Ami, je te souhaite de rompre l’identique. Tous les jours. Parce que le premier janvier est arbitraire et que tous les jours sont le premier jour d’un jour qui ne sera plus. Je te souhaite de quitter ta femme, de laisser tes enfants se cramer s’il le faut en apprenant de leurs erreurs que le feu brûle, de les laisser coucher avec qui ils veulent parce que je te souhaite de jouir comme tu n’as jamais joui, je te souhaite de construire ta maison idéale, ton rêve ou ton voyage et que le projet soit si fort que l’idée de l’arrêter cinq minutes pour écrire des nengajo te fera rire à en avoir mal à tes abdos qui seront redevenus forts.
Ami, je te souhaite de m’oublier si tu te demandes si tu dois m’écrire, si on n’a pas eu d’autres contacts que nos précédentes cartes ou s’il y a eu de la tension quand on s’est vu ces derniers mois. Ami, nos vies sont courtes et on n’a pas à s’accorder si ça ne s’accorde pas.
Ami, je souhaite qu’on se souhaite le meilleur à chaque instant pas un trois-cent-soixante-cinquième de fois, mais une totalité de temps même dans le silence. Ami, envoyons-nous des cartes de voeux muettes. Et si nous les sentons, c’est que nous sommes vraiment amis. Nos cartes du coeur, n’embêtons pas les facteurs avec, ça nous regarde seuls.

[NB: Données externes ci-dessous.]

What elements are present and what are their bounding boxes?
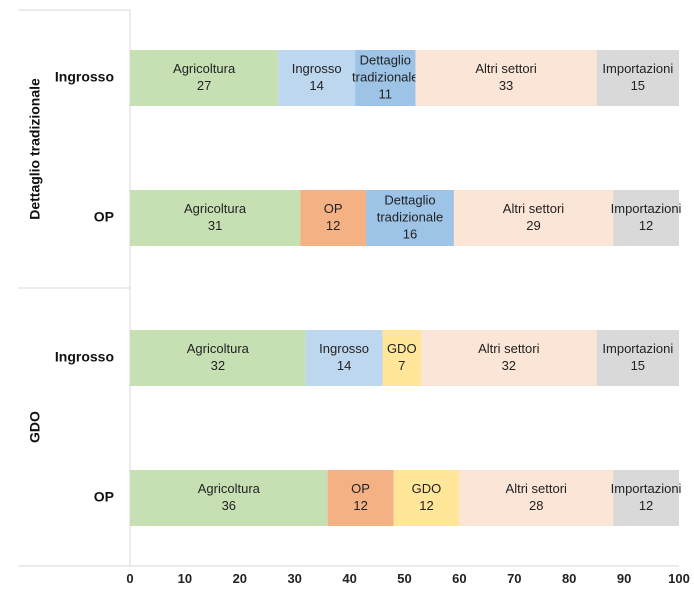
- segment-name-label: OP: [351, 481, 370, 496]
- segment-value-label: 12: [639, 218, 653, 233]
- x-tick-label: 10: [178, 571, 192, 586]
- segment-value-label: 11: [379, 86, 393, 101]
- segment-name-label: Agricoltura: [184, 201, 247, 216]
- bar-segment: [393, 470, 460, 526]
- segment-value-label: 33: [499, 78, 513, 93]
- segment-name-label: Importazioni: [611, 481, 682, 496]
- segment-value-label: 32: [211, 358, 225, 373]
- segment-name-label: GDO: [387, 341, 417, 356]
- segment-name-label: Altri settori: [503, 201, 565, 216]
- segment-name-label: Ingrosso: [292, 61, 342, 76]
- bar-segment: [420, 330, 597, 386]
- bar-segment: [327, 470, 394, 526]
- row-label: Ingrosso: [55, 69, 114, 85]
- bar-segment: [596, 330, 679, 386]
- bar-segment: [613, 470, 679, 526]
- bar-segment: [278, 50, 356, 106]
- bar-segment: [366, 190, 454, 246]
- segment-value-label: 15: [631, 358, 645, 373]
- x-tick-label: 20: [233, 571, 247, 586]
- segment-value-label: 16: [403, 226, 417, 241]
- segment-value-label: 36: [222, 498, 236, 513]
- segment-value-label: 7: [398, 358, 405, 373]
- row-label: Ingrosso: [55, 349, 114, 365]
- bar-segment: [382, 330, 421, 386]
- row-label: OP: [94, 489, 114, 505]
- segment-name-label: GDO: [412, 481, 442, 496]
- segment-name-label: Ingrosso: [319, 341, 369, 356]
- bar-segment: [453, 190, 614, 246]
- segment-name-label: Dettaglio: [360, 52, 411, 67]
- segment-value-label: 12: [419, 498, 433, 513]
- segment-value-label: 15: [631, 78, 645, 93]
- segment-value-label: 12: [639, 498, 653, 513]
- bar-segment: [130, 190, 301, 246]
- segment-name-label: Dettaglio: [384, 192, 435, 207]
- segment-name-label: tradizionale: [377, 209, 444, 224]
- segment-name-label: Altri settori: [475, 61, 537, 76]
- bar-segment: [300, 190, 367, 246]
- bar-segment: [130, 50, 279, 106]
- segment-value-label: 12: [326, 218, 340, 233]
- segment-name-label: Importazioni: [602, 61, 673, 76]
- segment-value-label: 32: [502, 358, 516, 373]
- bar-segment: [355, 50, 416, 106]
- segment-value-label: 12: [353, 498, 367, 513]
- segment-value-label: 27: [197, 78, 211, 93]
- segment-name-label: Importazioni: [602, 341, 673, 356]
- x-tick-label: 50: [397, 571, 411, 586]
- x-tick-label: 90: [617, 571, 631, 586]
- segment-name-label: tradizionale: [352, 69, 419, 84]
- segment-name-label: OP: [324, 201, 343, 216]
- group-label: Dettaglio tradizionale: [27, 78, 43, 220]
- bar-segment: [596, 50, 679, 106]
- segment-name-label: Altri settori: [478, 341, 540, 356]
- segment-name-label: Importazioni: [611, 201, 682, 216]
- x-tick-label: 30: [287, 571, 301, 586]
- x-tick-label: 80: [562, 571, 576, 586]
- group-label: GDO: [27, 411, 43, 443]
- segment-value-label: 14: [337, 358, 351, 373]
- segment-value-label: 28: [529, 498, 543, 513]
- segment-value-label: 31: [208, 218, 222, 233]
- bar-segment: [305, 330, 383, 386]
- x-tick-label: 0: [126, 571, 133, 586]
- segment-value-label: 29: [526, 218, 540, 233]
- bar-segment: [130, 330, 306, 386]
- x-tick-label: 100: [668, 571, 690, 586]
- segment-name-label: Altri settori: [506, 481, 568, 496]
- x-tick-label: 40: [342, 571, 356, 586]
- row-label: OP: [94, 209, 114, 225]
- bar-segment: [130, 470, 328, 526]
- segment-name-label: Agricoltura: [187, 341, 250, 356]
- bar-segment: [459, 470, 614, 526]
- x-tick-label: 60: [452, 571, 466, 586]
- segment-name-label: Agricoltura: [198, 481, 261, 496]
- x-tick-label: 70: [507, 571, 521, 586]
- segment-name-label: Agricoltura: [173, 61, 236, 76]
- segment-value-label: 14: [309, 78, 323, 93]
- bar-segment: [415, 50, 597, 106]
- bar-segment: [613, 190, 679, 246]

Ami, je te souhaite de l’awesome, que nos embrassades soient awesome, que nos frappes dans le dos, nos bidonnades, nos rots soient awesome.
Les nengajo, c’est pire que les takoyaki de mon club de go, ça pue l’anti-awesome pur.
Ami, parce que nous sommes amis, je ne t’enverrai plus de cartes de voeux. Jamais plus. »
« Ouais, ça, ça pue pas ». Ont dit tous les vieux en écoutant le syndicaliste.